Etwas abseits stehen vereinzelt weitere Supporter, alleine oder in Kleingruppen. Auf dem Parkplatz wartet beispielsweise Thorsten, den auf Schalke alle nur „Kluti“ nennen, auf den Anpfiff. Vor ein paar Wochen, als S04 auf Bayern München traf, ist er von seinem Wohnort Ennepetal aus zu Fuß nach Gelsenkirchen gelaufen. „Als Motivationsspritze“, sagt „Kluti“ und lacht. Heute ist er gemeinsam mit seiner Freundin Steffi „für das Gefühl“ hier: „Es ist halt Derby. Da wäre man jetzt eigentlich im Stadion.“
Die Gäste gewinnen: BVB schlägt S04
18.30 Uhr, das Nachbarschaftsduell beginnt. Die Straßenbahn fährt weiter ihre Runde, vor der Arena werden vereinzelt Böller gezündet. Was alle, die auf dem weitläufigen Stadion-Areal verharren, eint: Sie hoffen auf eine Überraschung.
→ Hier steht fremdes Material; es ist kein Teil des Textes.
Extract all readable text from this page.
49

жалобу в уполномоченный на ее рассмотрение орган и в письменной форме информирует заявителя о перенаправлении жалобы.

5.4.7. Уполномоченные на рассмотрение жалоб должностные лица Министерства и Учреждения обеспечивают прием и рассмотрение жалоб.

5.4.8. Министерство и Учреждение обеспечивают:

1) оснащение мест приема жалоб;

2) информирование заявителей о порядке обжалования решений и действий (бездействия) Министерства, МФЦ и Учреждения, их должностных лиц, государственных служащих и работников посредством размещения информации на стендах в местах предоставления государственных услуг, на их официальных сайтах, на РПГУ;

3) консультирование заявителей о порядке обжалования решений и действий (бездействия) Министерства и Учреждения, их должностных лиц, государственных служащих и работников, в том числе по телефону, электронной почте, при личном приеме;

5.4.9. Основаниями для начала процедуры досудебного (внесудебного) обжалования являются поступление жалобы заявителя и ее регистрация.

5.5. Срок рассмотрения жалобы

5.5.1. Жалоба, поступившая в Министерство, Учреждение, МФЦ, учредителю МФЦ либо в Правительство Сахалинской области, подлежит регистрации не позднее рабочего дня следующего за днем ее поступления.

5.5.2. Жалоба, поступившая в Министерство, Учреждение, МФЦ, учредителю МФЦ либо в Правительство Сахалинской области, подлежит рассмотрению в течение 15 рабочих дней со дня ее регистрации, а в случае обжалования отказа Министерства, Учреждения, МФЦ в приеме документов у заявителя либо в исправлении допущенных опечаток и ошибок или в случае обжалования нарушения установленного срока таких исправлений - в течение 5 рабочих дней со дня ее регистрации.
Nichts anderes wäre ein Sieg der Knappen. Denn Schalke hat Monate zum Vergessen hinter sich. Beispielhaft wären da eine Serie von 30 Spielen am Stück ohne Sieg, die erst im Januar endete, und mehrere Trainerwechsel zu nennen. Ein Sieg gegen den Rivalen täte den Knappen aus vielen Gründen gut.
Doch die Anwesenden werden enttäuscht. Der BVB führt zur Halbzeit mit 2:0, die ersten verlassen frustriert das Gelände. Schwarz-Gelb legt nach der Pause zwei weitere Tore nach. Schalke bleibt damit Tabellenletzter.
Lediglich neun Punkte hat S04 nach etwa zwei Dritteln der Saison gesammelt. Die Folge: Königsblau taumelt in Richtung zweite Liga. Bei einem Abstieg ist dieses 0:4-Revierderby das letzte für eine vielleicht lange Zeit.
Schalke: Nach dem Derby kommt es zu unschönen Szenen
Nach dem Abpfiff wird es noch einmal stürmisch an der Arena. Hunderte S04-Anhänger tauchen plötzlich auf dem Gelände auf. Der Frust sitzt tief und es bleibt nicht beim stillen Protest. Die Besucher wollen ein Stadion-Tor stürmen und die Polizei muss eingreifen. Gegen 21:19 Uhr kehrt schließlich wieder Ruhe ein und der ganze Spuk ist beendet.